Transforming a bottle into a culture-first performance brand. A strategic FMCG brand identity shaped for people who want to signal an active lifestyle.
We began by defining the cultural posture the brand needed to occupy, then shaped the brand identity around an audience that seeks to signal an active lifestyle. Cycling became the lead cultural anchor because it expresses the traits Skyline needed to own: discipline, speed, and precision. From this strategic centre, we built the creative direction and identity system underpinning the FMCG branding.
Skyline arrived with the technical backbone of a seasoned OEM manufacturer, but needed a partner who could bring cultural and strategic foundations needed to compete as a premium performance brand. The category itself is noisy, dominated by brands that leaned heavily on camping, weekend outdoorsy cues or playful Gen Z aesthetics. To build a brand identity that could cut through, we began with a full market research phase to understand the cultural white space.
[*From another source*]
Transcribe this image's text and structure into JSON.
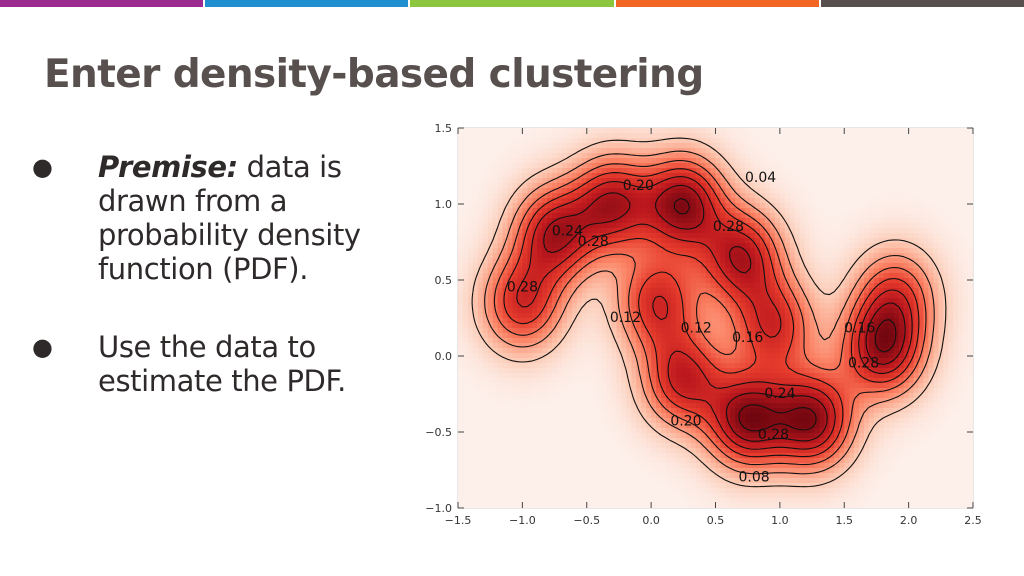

We developed personas based on real behaviours and motivations, mapping how performance-minded consumers signal identity through the gear they choose. This strategic groundwork shaped every decision that followed, giving Skyline a clear direction rooted in culture, not commodity, and a long-term positioning that the rest of the category hadn’t claimed.


Our approach to Skyline followed the same principles we bring to any FMCG brand identity project: understand the culture a product wants to belong to, then build the identity from that centre outward. Most FMCG branding in the drinkware category gravitates to familiar territory like camping, hiking or playful lifestyle design. Those cues dominate the shelves and make the category feel interchangeable. Using a more strategic FMCG brand strategy lens, we steered Skyline away from those default codes and toward a space the category has barely touched in elite cycling.
By grounding the identity in that world, Skyline behaves less like an everyday FMCG product and more like premium performance gear. It gives the brand a distinctive cultural home and a long runway to grow into new products and markets without losing its posture.
Skyline is built to signal a very specific set of attributes: discipline, precision, endurance and ambition. It aligns itself with the mindset of people who treat movement as ritual rather than hobby, who measure progress in consistency, and who choose gear that reflects that identity. The brand draws from the culture of road cycling because it carries those signals naturally. These cues shape the way Skyline looks, behaves and shows up, allowing the brand to own a posture that feels premium, performance-led and culturally tuned to athletes and everyday movers who take their lifestyle seriously.